So long as Mistress Mary's mind was full of disagreeable thoughts about her dislikes and sour opinions of people and her determination not to be pleased by or interested in anything, she was a yellow-faced, sickly, bored and wretched child. Circumstances, however, were very kind to her, though she was not at all aware of it. They began to push her about for her own good. When her mind gradually filled itself with robins, and moorland cottages crowded with children, with queer crabbed old gardeners and common little Yorkshire housemaids, with springtime and with secret gardens coming alive day by day, and also with a moor boy and his "creatures," there was no room left for the disagreeable thoughts which affected her liver and her digestion and made her yellow and tired.
So long as Colin shut himself up in his room and thought only of his fears and weakness and his detestation of people who looked at him and reflected hourly on humps and early death, he was a hysterical half-crazy little hypochondriac who knew nothing of the sunshine and the spring and also did not know that he could get well and could stand upon his feet if he tried to do it.

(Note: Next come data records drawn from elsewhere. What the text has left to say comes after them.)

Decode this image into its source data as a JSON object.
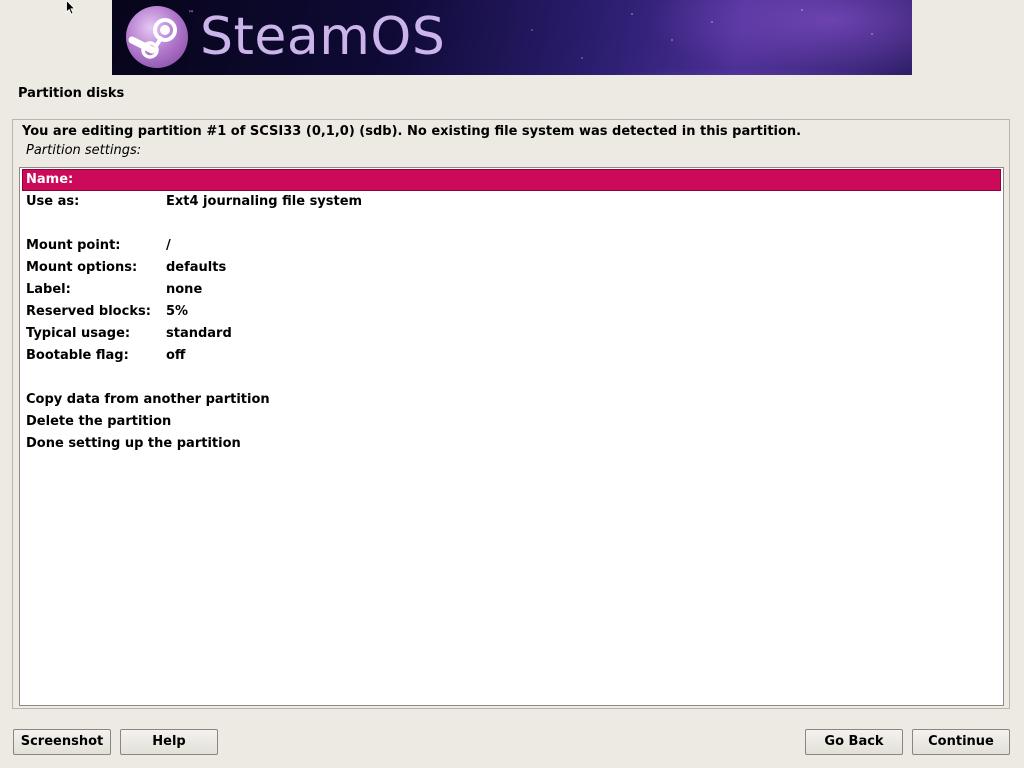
{
  "banner": {
    "brand": "SteamOS",
    "trademark": "™",
    "logo_icon": "steam-logo-icon"
  },
  "section_title": "Partition disks",
  "description": "You are editing partition #1 of SCSI33 (0,1,0) (sdb). No existing file system was detected in this partition.",
  "subdescription": "Partition settings:",
  "settings": {
    "name": {
      "label": "Name:",
      "value": ""
    },
    "use_as": {
      "label": "Use as:",
      "value": "Ext4 journaling file system"
    },
    "mount_point": {
      "label": "Mount point:",
      "value": "/"
    },
    "mount_options": {
      "label": "Mount options:",
      "value": "defaults"
    },
    "label": {
      "label": "Label:",
      "value": "none"
    },
    "reserved_blocks": {
      "label": "Reserved blocks:",
      "value": "5%"
    },
    "typical_usage": {
      "label": "Typical usage:",
      "value": "standard"
    },
    "bootable_flag": {
      "label": "Bootable flag:",
      "value": "off"
    }
  },
  "actions": {
    "copy": "Copy data from another partition",
    "delete": "Delete the partition",
    "done": "Done setting up the partition"
  },
  "buttons": {
    "screenshot": "Screenshot",
    "help": "Help",
    "go_back": "Go Back",
    "continue": "Continue"
  },
  "colors": {
    "selection": "#cc0a5a",
    "background": "#edeae3"
  }
}
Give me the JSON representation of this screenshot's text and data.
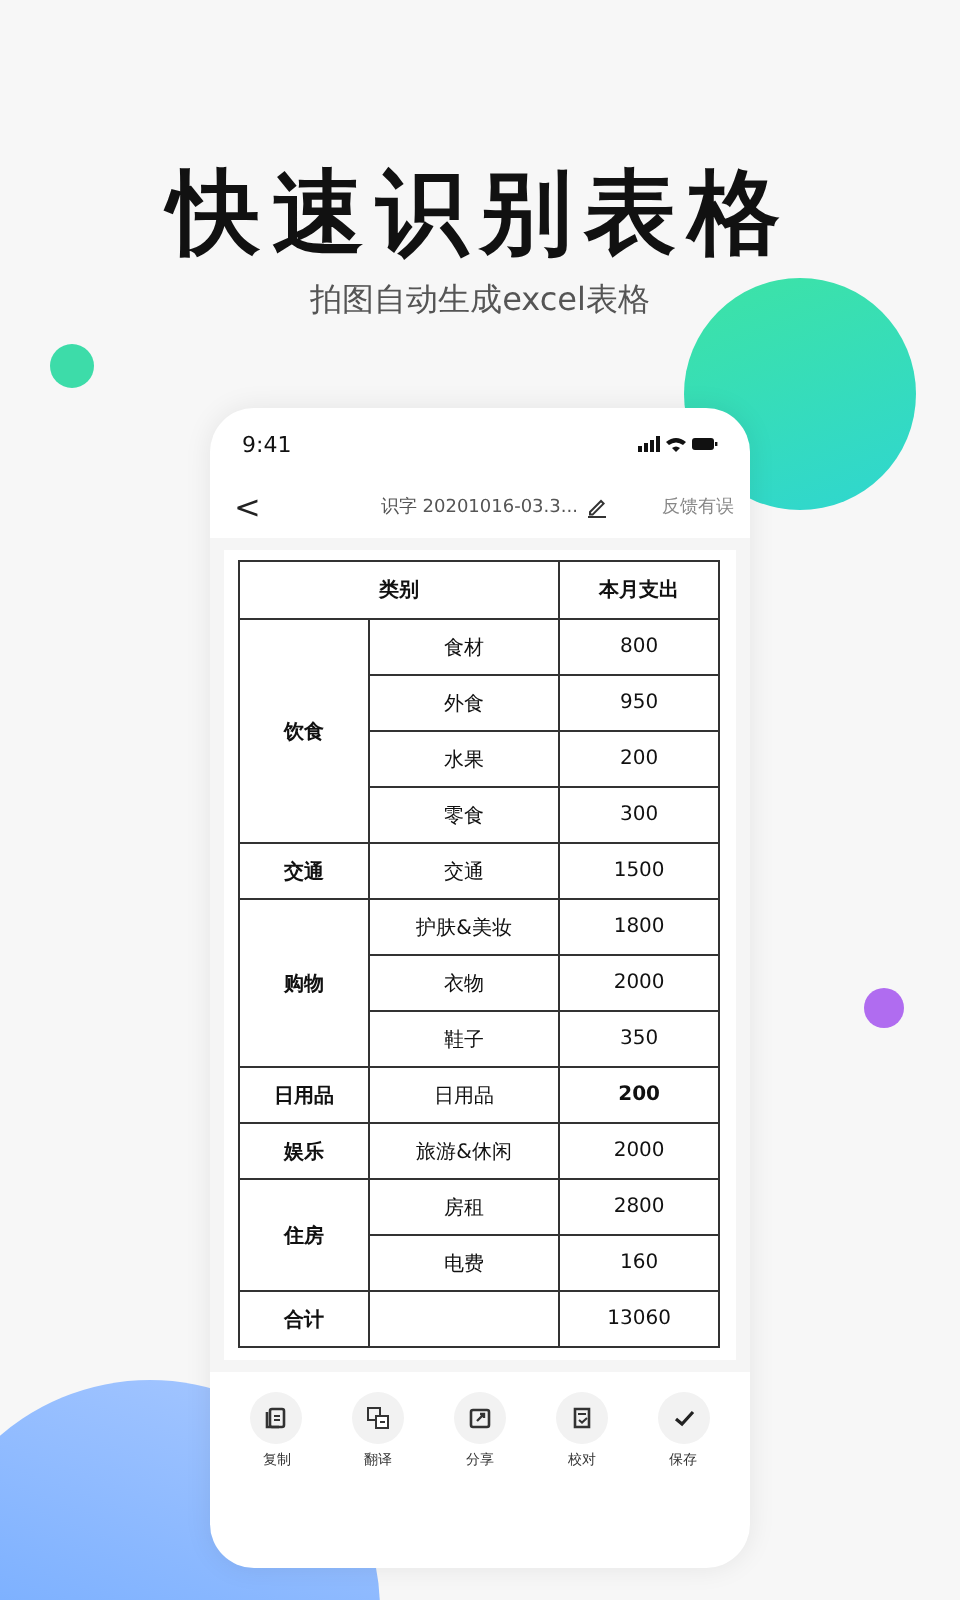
{
  "headline": "快速识别表格",
  "subtitle": "拍图自动生成excel表格",
  "phone": {
    "status_bar": {
      "time": "9:41"
    },
    "nav": {
      "back": "<",
      "title": "识字 20201016-03.3...",
      "feedback": "反馈有误"
    },
    "table": {
      "columns": [
        "类别",
        "本月支出"
      ],
      "groups": [
        {
          "category": "饮食",
          "items": [
            {
              "name": "食材",
              "amount": "800",
              "emphasized": false
            },
            {
              "name": "外食",
              "amount": "950",
              "emphasized": false
            },
            {
              "name": "水果",
              "amount": "200",
              "emphasized": false
            },
            {
              "name": "零食",
              "amount": "300",
              "emphasized": false
            }
          ]
        },
        {
          "category": "交通",
          "items": [
            {
              "name": "交通",
              "amount": "1500",
              "emphasized": false
            }
          ]
        },
        {
          "category": "购物",
          "items": [
            {
              "name": "护肤&美妆",
              "amount": "1800",
              "emphasized": false
            },
            {
              "name": "衣物",
              "amount": "2000",
              "emphasized": false
            },
            {
              "name": "鞋子",
              "amount": "350",
              "emphasized": false
            }
          ]
        },
        {
          "category": "日用品",
          "items": [
            {
              "name": "日用品",
              "amount": "200",
              "emphasized": true
            }
          ]
        },
        {
          "category": "娱乐",
          "items": [
            {
              "name": "旅游&休闲",
              "amount": "2000",
              "emphasized": false
            }
          ]
        },
        {
          "category": "住房",
          "items": [
            {
              "name": "房租",
              "amount": "2800",
              "emphasized": false
            },
            {
              "name": "电费",
              "amount": "160",
              "emphasized": false
            }
          ]
        }
      ],
      "total": {
        "label": "合计",
        "amount": "13060"
      }
    },
    "toolbar": [
      {
        "kind": "copy",
        "label": "复制"
      },
      {
        "kind": "translate",
        "label": "翻译"
      },
      {
        "kind": "share",
        "label": "分享"
      },
      {
        "kind": "proofread",
        "label": "校对"
      },
      {
        "kind": "save",
        "label": "保存"
      }
    ]
  }
}
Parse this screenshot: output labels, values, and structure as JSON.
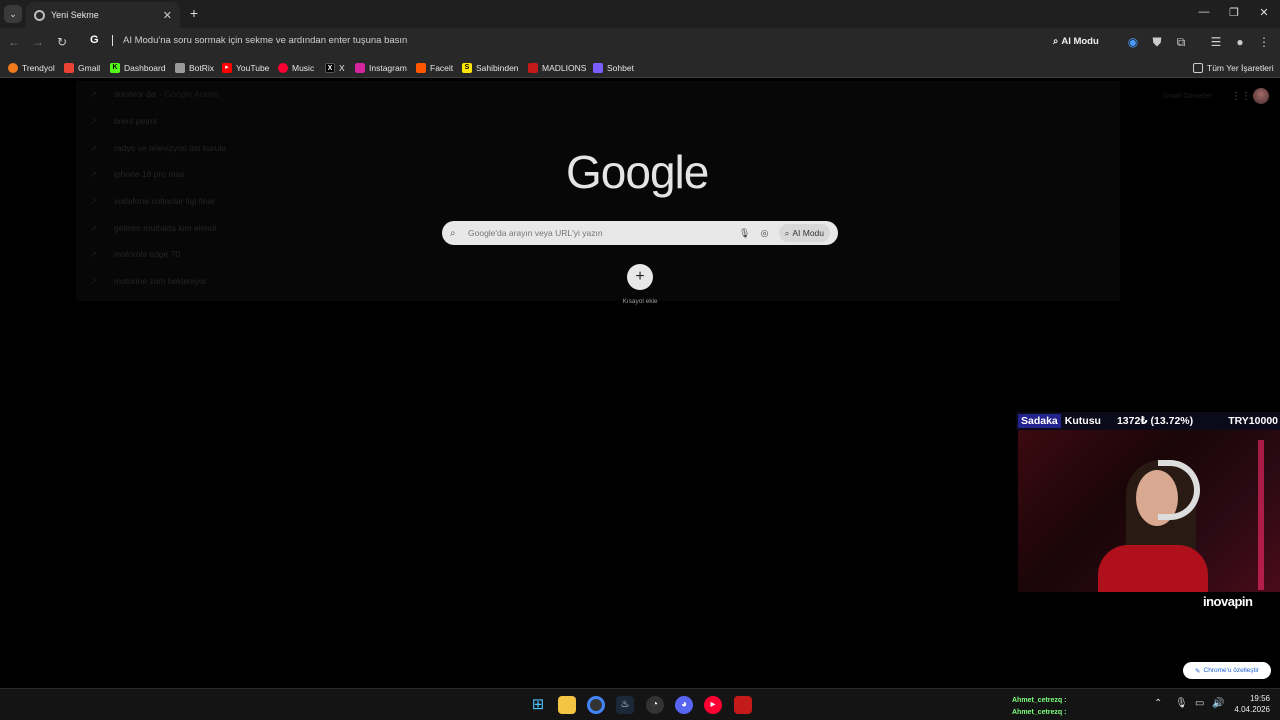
{
  "browser": {
    "tab": {
      "title": "Yeni Sekme",
      "close": "✕"
    },
    "new_tab": "+",
    "window_controls": {
      "minimize": "—",
      "maximize": "❐",
      "close": "✕"
    },
    "omnibox": {
      "logo": "G",
      "text": "AI Modu'na soru sormak için sekme ve ardından enter tuşuna basın"
    },
    "ai_mode": "AI Modu",
    "bookmarks": [
      {
        "label": "Trendyol",
        "icon": "trendyol-icon",
        "color": "#f27a1a"
      },
      {
        "label": "Gmail",
        "icon": "gmail-icon",
        "color": "#ea4335"
      },
      {
        "label": "Dashboard",
        "icon": "dashboard-icon",
        "color": "#53fc18"
      },
      {
        "label": "BotRix",
        "icon": "botrix-icon",
        "color": "#9a9a9a"
      },
      {
        "label": "YouTube",
        "icon": "youtube-icon",
        "color": "#ff0000"
      },
      {
        "label": "Music",
        "icon": "music-icon",
        "color": "#ff0033"
      },
      {
        "label": "X",
        "icon": "x-icon",
        "color": "#000000"
      },
      {
        "label": "Instagram",
        "icon": "instagram-icon",
        "color": "#d6249f"
      },
      {
        "label": "Faceit",
        "icon": "faceit-icon",
        "color": "#ff5500"
      },
      {
        "label": "Sahibinden",
        "icon": "sahibinden-icon",
        "color": "#ffe800"
      },
      {
        "label": "MADLIONS",
        "icon": "madlions-icon",
        "color": "#c41a1a"
      },
      {
        "label": "Sohbet",
        "icon": "sohbet-icon",
        "color": "#7b5cff"
      }
    ],
    "all_bookmarks": "Tüm Yer İşaretleri"
  },
  "newtab": {
    "suggestions": [
      {
        "text": "survivor da",
        "sub": "- Google Arama"
      },
      {
        "text": "brent petrol",
        "sub": ""
      },
      {
        "text": "radyo ve televizyon üst kurulu",
        "sub": ""
      },
      {
        "text": "iphone 18 pro max",
        "sub": ""
      },
      {
        "text": "vodafone sultanlar ligi final",
        "sub": ""
      },
      {
        "text": "gelinim mutfakta kim elendi",
        "sub": ""
      },
      {
        "text": "motorola edge 70",
        "sub": ""
      },
      {
        "text": "motorine zam bekleniyor",
        "sub": ""
      }
    ],
    "top_links": "Gmail   Görseller",
    "logo": "Google",
    "search_placeholder": "Google'da arayın veya URL'yi yazın",
    "ai_mode": "AI Modu",
    "add_shortcut": "+",
    "add_shortcut_label": "Kısayol ekle",
    "customize": "Chrome'u özelleştir"
  },
  "overlay": {
    "donate_title_a": "Sadaka",
    "donate_title_b": "Kutusu",
    "donate_amount": "1372₺ (13.72%)",
    "donate_goal": "TRY10000",
    "sponsor": "inovapin"
  },
  "taskbar": {
    "chat": [
      {
        "name": "Ahmet_cetrezq :"
      },
      {
        "name": "Ahmet_cetrezq :"
      }
    ],
    "time": "19:56",
    "date": "4.04.2026"
  }
}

When new beautiful thoughts began to push out the old hideous ones, life began to come back to him, his blood ran healthily through his veins and strength poured into him like a flood. His scientific experiment was quite practical and simple and there was nothing weird about it at all. Much more surprising things can happen to any one who, when a disagreeable or discouraged thought comes into his mind, just has the sense to remember in time and push it out by putting in an agreeable determinedly courageous one. Two things cannot be in one place.
"Where, you tend a rose, my lad, A thistle cannot grow."
While the secret garden was coming alive and two children were coming alive with it, there was a man wandering about certain far-away beautiful places in the Norwegian fiords and the valleys and mountains of Switzerland and he was a man who for ten years had kept his mind filled with dark and heart-broken thinking. He had not been courageous; he had never tried to put any other thoughts in the place of the dark ones. He had wandered by blue lakes and thought them; he had lain on mountain-sides with sheets of deep blue gentians blooming all about him and flower breaths filling all the air and he had thought them. A terrible sorrow had fallen upon him when he had been happy and he had let his soul fill itself with blackness and had refused obstinately to allow any rift of light to pierce through. He had forgotten and deserted his home and his duties. When he traveled about, darkness so brooded over him that the sight of him was a wrong done to other people because it was as if he poisoned the air about him with gloom. Most strangers thought he must be either half mad or a man with some hidden crime on his soul. He, was a tall man with a drawn face and crooked shoulders and the name he always entered on hotel registers was, "Archibald Craven, Misselthwaite Manor, Yorkshire, England."
He had traveled far and wide since the day he saw Mistress Mary in his study and told her she might have her "bit of earth." He had been in the most beautiful places in Europe, though he had remained nowhere more than a few days. He had chosen the quietest and remotest spots. He had been on the tops of mountains whose heads were in the clouds and had looked down on other mountains when the sun rose and touched them with such light as made it seem as if the world were just being born.
But the light had never seemed to touch himself until one day when he realized that for the first time in ten years a strange thing had happened. He was in a wonderful valley in the Austrian Tyrol and he had been walking alone through such beauty as might have lifted, any man's soul out of shadow. He had walked a long way and it had not lifted his. But at last he had felt tired and had thrown himself down to rest on a carpet of moss by a stream. It was a clear little stream which ran quite merrily along on its narrow way through the luscious damp greenness. Sometimes it made a sound rather like very low laughter as it bubbled over and round stones. He saw birds come and dip their heads to drink in it and then flick their wings and fly away. It seemed like a thing alive and yet its tiny voice made the stillness seem deeper. The valley was very, very still.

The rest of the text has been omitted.